Per due anni Aldo si occupò di soddisfare le voglie della sua nipotina, stando ben attento a non far mancare anche alla nuora la sua razione di pisello. Poi l’incidente: caduto da una scala mentre fissava un asse, non ci fu nulla da fare. Seppur economicamente fossero sistemate, Le due donne vissero nell’anno successivo un periodo di profonda sofferenza, in particolare Ada la cui lussuria pareva essere morta col nonno. Da ninfa lasciva, tornò ad essere una tranquilla giovane dedita ai suoi doveri e con una cotta per il bel Piero, che di recente sembrava a lei sempre più interessato. Fu la madre di Ada, Guendalina, che diede un nuovo scossone al mondo della giovane, riaccendendo senza saperlo, le sue pulsioni. La donna, per sopperire al lavoro di fatica, aveva da poco assunto un contadino, tale Antonio, un uomo recentemente trasferitosi in paese dopo la morte della moglie, con i tre figli maschi.
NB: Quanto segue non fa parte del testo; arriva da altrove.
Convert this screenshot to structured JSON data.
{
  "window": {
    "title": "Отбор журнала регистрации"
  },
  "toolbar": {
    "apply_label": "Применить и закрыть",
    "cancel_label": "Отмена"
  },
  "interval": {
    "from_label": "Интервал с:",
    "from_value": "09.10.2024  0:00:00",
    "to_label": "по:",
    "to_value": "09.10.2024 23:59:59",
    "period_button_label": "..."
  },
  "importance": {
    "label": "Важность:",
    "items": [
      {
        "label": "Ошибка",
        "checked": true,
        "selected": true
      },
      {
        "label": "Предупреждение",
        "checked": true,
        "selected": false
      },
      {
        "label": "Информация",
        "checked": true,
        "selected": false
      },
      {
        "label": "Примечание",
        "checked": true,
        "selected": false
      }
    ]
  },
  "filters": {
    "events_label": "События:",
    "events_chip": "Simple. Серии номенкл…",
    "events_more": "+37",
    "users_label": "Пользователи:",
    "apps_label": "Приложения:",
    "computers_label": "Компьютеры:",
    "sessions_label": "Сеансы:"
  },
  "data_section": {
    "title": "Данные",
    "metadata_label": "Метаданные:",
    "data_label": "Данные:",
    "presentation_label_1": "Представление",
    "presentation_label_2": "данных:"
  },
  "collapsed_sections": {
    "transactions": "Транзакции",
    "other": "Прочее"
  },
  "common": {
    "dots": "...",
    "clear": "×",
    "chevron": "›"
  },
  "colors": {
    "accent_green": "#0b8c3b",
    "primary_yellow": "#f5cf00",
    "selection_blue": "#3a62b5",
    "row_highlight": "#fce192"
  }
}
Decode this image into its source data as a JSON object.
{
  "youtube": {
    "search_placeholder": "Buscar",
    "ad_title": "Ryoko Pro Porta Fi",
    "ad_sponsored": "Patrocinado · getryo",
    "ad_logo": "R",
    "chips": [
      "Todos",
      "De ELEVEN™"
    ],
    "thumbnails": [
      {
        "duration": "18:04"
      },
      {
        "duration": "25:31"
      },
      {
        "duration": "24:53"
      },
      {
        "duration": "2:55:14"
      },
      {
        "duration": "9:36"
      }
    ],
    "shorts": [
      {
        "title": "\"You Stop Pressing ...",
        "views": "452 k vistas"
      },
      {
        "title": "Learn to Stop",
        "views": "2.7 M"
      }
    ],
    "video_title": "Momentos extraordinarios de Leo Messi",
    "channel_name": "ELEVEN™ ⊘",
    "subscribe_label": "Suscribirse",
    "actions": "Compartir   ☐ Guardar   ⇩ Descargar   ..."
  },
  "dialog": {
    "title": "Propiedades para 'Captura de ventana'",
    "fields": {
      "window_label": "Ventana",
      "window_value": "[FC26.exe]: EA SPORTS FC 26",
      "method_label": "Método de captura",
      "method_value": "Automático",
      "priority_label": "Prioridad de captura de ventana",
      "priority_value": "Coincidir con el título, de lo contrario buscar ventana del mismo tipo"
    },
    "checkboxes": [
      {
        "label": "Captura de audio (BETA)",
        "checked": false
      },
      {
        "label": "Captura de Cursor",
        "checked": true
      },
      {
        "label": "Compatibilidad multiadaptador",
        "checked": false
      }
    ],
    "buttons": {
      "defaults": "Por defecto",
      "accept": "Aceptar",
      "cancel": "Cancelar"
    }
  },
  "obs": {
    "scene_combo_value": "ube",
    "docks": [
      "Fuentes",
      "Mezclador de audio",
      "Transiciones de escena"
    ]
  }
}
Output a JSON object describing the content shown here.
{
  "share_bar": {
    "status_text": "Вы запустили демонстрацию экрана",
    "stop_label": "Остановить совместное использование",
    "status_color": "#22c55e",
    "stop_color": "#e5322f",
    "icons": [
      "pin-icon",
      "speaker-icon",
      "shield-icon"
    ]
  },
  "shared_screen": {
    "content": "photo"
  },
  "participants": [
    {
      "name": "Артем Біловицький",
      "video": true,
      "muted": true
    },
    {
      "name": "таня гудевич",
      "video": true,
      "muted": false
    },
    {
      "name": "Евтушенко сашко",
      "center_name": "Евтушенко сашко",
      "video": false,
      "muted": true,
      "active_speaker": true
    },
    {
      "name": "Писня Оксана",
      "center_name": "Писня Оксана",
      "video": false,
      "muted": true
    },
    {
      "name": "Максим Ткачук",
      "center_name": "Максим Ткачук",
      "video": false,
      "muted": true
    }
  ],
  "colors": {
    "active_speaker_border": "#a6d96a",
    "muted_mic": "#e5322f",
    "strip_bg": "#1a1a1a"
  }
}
Ada, corteggiata dal suo Piero, aveva già da un bel po’ concluso gli studi e viveva ancora con la madre, dando ovviamente una mano con la fattoria.

 

Un pomeriggio, la giovane rientrava a casa dopo aver passato qualche ora in piazza con le amiche, preda di un misto di sensazioni contrastanti. In parte contenta perché Piero le aveva raggiunte con i suoi amici e si era appartato con lei. In parte triste perché i timidi approcci del giovane l’avevano lasciata indifferente.

 

La madre non era in casa. Forse era scesa in fattoria? In quei tempi ci passava molto tempo ammazzandosi di lavoro. La fanciulla si sentì in colpa e cambiatasi decise di andare ad aiutarla. Le sarebbe servito a schiarirsi le idee.

 

Fu nel fienile che la trovò indaffarata, anche se non come credeva.

Era certamente sua madre, infatti, che prona su di uno sportello, veniva montata con forza dal suo nuovo dipendente.

 

La scena l’aveva paralizzata. Non seppe dire quanto stette lì ad osservare la genitrice chiavata con forza da Antonio, ma Il sonoro schiocco di una pacca sul culo la scosse dal torpore, e silenziosamente iniziò a tornare sui suoi passi.

 

Arrivata in camera sua, la giovane con la mente annebbiata si lasciò scivolare contro la porta chiusa, e fece ciò che le venne naturale. Scalciate le scarpe e scostate le mutandine umidicce, si diede piacere fino ad inzuppare il pavimento.

 

La sua libidine assopita si era risvegliata di botto, e Ada passò il pomeriggio ad esplorarsi e darsi piacere, come non faceva da tempo, per placarla.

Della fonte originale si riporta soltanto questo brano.